Performance benchmarks
type | total_wf_time | total_job_time | total_step_time | workflow_name | workflow_file | commit ID | workflow_run_number |
---|---|---|---|---|---|---|---|
serial | 2m 8s | 1m 57s | 1m 26s | Project Metrics Workflow |
wf.yml |
5294192eb66667f978ad335a9cfd9278e90ff196 | 318 |
parallel | 2m 3s | 1m 26s | 51s (25s of get_gh_repo_names job plus 26s for longest downstream processing job, update_repos (AACT-Analysis) ) |
Matrix strategy - Update GH repos |
matrix_update_gh_repos.yml |
5294192eb66667f978ad335a9cfd9278e90ff196 | 3 |
threading | 1m 16s | 1m 6s | 33s | Threading - Update GH repos |
threading_update_gh_repos.yml |
5294192eb66667f978ad335a9cfd9278e90ff196 | 2 |
Notes
The main job to compare, update_repos
:
GitHub Actions matrix strategy with workflow matrix_update_gh_repos.yml
:
one API requests per repo, very inefficient, but ~2 seconds per repo processing on average.
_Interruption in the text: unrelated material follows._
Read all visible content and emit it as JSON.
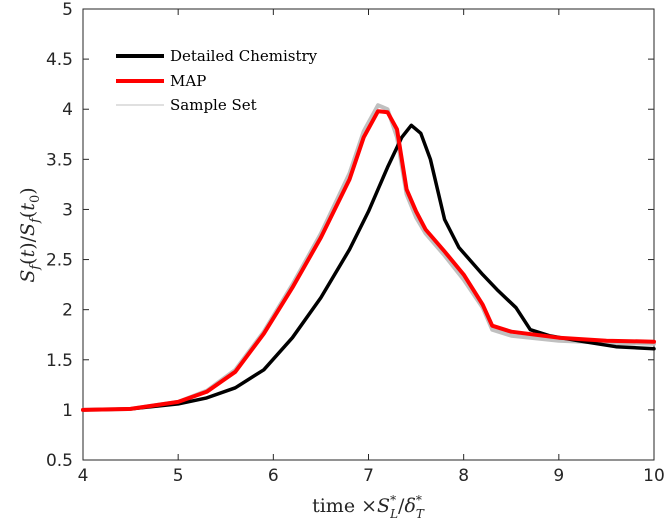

There is a large Parallel Execution Overhead due to process creation, context switching, and synchronization.
mainly useful if program is CPU bound, but in this case code is mostly IO bound.
Conclusion
The comparison (processing 32 public GitHub repos) shows threading as the most optimal strategy, and indicates that program execution is mostly IO bound.